Her problem in PA and Indiana, and certainly in North Carolina, is that the people who understand code words perfectly well are African Americans. They have already registered in record numbers in PA and North Carolina. Until she started this, there was some danger in PA--especially in Philadelphia--that the party machine working for Hillary would suppress the black vote, because people don't want to defy the local party, but they don't want to vote for Hillary either. Now that's not going to happen. African American voters are going to come out to defend Barack in tremendous numbers in PA and Indiana, and with such numbers in North Carolina that Obama will win more of the delegates there than he might have otherwise.

Is this racial polarization good for Democrats? Of course not. But if Hillary is able to hoodwink white working class voters, the so-called Reagan Democrats, into voting for her in the primary, this time they will be marginalizing themselves. Because the cold political calculus says that some of these are going to vote for McCain even if Hillary was the Democratic nominee. But no African Americans are going to vote for McCain if Obama is the Democratic nominee.

We'll see how latent racism is in the broader white community, and just how far we've come in getting beyond it. But here's the politics we know: Black voters in unprecedented numbers, young people in unprecedented numbers, a healthy chunk of middle class white voters (including Independents and some Republicans), and (if it is Obama v. McCain) Latino voters, who also know code when they hear it-- in every part of the country: that's the Obama coalition. Hillary is currently alienating all of them with her campaign. This is going to win over super-delegates?
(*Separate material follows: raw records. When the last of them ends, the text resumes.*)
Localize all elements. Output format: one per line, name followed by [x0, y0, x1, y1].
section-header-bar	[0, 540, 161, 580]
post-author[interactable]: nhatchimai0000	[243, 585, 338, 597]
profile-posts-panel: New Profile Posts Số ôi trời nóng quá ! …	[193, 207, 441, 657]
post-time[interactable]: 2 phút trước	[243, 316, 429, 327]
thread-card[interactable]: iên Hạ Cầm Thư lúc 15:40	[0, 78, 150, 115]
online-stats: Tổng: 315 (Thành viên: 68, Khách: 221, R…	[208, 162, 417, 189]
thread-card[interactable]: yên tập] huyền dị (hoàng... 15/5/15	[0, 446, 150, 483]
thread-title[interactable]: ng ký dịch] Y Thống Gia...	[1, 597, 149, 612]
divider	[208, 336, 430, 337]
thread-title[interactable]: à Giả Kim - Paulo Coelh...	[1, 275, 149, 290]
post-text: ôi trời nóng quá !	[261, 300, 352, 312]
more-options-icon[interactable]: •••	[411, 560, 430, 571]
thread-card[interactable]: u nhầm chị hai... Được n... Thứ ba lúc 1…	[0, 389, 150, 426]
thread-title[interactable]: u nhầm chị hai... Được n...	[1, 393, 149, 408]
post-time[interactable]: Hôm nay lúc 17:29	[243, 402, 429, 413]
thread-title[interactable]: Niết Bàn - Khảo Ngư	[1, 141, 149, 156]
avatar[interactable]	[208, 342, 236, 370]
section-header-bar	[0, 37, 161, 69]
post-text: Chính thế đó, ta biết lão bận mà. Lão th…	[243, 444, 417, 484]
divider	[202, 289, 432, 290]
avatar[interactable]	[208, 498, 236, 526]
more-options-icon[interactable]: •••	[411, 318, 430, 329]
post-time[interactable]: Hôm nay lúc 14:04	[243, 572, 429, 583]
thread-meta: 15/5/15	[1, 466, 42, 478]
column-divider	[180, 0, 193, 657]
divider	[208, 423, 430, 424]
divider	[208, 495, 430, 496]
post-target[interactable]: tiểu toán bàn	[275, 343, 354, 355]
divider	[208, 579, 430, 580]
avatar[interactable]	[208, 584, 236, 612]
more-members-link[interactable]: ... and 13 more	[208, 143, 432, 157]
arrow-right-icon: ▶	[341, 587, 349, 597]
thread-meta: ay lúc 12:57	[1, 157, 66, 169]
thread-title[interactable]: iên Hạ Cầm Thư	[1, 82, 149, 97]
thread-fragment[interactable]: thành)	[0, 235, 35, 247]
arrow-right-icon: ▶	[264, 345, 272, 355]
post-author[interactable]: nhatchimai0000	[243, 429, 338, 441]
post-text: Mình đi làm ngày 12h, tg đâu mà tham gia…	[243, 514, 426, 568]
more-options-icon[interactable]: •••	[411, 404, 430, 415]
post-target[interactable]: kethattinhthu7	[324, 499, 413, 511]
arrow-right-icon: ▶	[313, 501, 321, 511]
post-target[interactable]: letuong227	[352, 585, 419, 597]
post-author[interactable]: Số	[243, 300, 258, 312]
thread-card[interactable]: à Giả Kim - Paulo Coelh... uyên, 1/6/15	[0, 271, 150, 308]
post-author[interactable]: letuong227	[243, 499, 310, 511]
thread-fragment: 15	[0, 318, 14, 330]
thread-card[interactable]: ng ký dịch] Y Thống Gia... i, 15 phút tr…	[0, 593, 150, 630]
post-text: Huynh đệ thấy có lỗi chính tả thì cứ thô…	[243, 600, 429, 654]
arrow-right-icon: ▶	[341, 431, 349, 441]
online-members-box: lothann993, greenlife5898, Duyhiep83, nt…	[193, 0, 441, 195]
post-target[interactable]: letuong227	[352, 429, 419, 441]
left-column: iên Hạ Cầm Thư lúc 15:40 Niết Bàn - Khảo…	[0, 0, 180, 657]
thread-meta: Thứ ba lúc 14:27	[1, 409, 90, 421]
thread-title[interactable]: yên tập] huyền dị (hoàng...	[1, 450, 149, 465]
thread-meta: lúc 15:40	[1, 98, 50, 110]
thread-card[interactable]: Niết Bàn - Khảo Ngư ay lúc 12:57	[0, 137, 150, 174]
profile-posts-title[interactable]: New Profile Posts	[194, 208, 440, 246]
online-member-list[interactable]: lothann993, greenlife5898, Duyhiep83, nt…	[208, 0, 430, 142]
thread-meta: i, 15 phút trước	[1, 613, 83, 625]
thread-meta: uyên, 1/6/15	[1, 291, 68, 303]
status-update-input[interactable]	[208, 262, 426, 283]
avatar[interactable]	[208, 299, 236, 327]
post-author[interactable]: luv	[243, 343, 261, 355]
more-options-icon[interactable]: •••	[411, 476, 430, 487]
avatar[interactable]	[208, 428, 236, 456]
In fact what will be interesting to observe is how this "covert" but very obvious racism plays with her actual bedrock constituency, older white women and older upper middle class feminists. How are the women who want to see Hillary as a role model and/or a victim of nasty men going to see this? Do her older white feminists believe in justice, equality, empathy and consciousness? Or are they just another selfish pressure group, with their own racial and class issues, willing to lose everything in November as well?

As for how this is playing now, those who feel this is a fatal error are currently the loudest, but the sentiment isn't unanimous. There's this quote from a Washington Post piece: But another Democratic strategist, who assessed the moment candidly on the condition of anonymity, said: "Ultimately, the case that McCain and Clinton will try to make that Obama is an elitist or out of touch has to be credible to the voter, and I don't believe it is. My sense is more people believe Obama, rather than McCain or Clinton, understand their lives and the challenges they face on a daily basis."
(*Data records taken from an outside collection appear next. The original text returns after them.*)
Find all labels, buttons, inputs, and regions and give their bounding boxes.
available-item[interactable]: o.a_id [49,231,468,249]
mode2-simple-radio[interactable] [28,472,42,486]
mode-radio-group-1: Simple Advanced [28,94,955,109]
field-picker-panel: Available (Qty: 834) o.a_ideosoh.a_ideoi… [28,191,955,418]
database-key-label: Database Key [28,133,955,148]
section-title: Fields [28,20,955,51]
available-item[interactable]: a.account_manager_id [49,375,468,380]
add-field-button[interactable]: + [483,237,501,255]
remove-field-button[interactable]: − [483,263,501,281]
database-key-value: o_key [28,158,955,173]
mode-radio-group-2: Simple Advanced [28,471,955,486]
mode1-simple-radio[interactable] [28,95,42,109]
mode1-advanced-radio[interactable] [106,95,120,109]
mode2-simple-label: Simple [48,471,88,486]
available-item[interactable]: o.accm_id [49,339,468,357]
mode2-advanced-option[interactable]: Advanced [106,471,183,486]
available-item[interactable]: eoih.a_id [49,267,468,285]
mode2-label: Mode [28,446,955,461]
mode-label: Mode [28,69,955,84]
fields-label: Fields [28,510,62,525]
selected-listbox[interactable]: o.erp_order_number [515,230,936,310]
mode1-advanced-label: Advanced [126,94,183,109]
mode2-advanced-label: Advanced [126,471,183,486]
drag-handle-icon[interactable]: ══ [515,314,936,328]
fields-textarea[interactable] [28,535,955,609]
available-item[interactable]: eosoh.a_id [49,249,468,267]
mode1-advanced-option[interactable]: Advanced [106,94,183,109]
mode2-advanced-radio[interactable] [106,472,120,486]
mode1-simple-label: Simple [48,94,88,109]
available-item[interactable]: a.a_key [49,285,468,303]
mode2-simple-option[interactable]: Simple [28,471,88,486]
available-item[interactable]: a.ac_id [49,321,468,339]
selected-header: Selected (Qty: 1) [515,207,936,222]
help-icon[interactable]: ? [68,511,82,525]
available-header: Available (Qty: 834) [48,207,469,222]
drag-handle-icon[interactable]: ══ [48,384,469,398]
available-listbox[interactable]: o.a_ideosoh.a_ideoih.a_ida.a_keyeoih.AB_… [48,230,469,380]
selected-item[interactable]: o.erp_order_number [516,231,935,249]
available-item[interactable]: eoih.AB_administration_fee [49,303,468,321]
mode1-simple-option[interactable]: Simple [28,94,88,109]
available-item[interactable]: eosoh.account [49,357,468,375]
There are outraged posts on the Internet like this one. Even Joe Klein at Time is unconvinced. And there are plenty of progressives at least who see this as Hillary's last desperate act, and another sign the Republicans are afraid to run against Obama. And yet another signal that the corporate media will always try to do in a progressive candidate, as well as Hillary's ethical code: she'll destroy anybody--including the party and the country's future--in order to win something.

So far I see Obama bringing more visible and audible emotion to his empathy for the people left out by the Clinton-Bush boom for the wealthy, and more emotion to his call for the need to change Washington and elect people who will listen. So far I see his supporters rallying, and I'm guessing he's going to come out of this weekend having received far more campaign donations than Hillary-McCain. The battle has been joined. One more fight for the American soul and the world's future.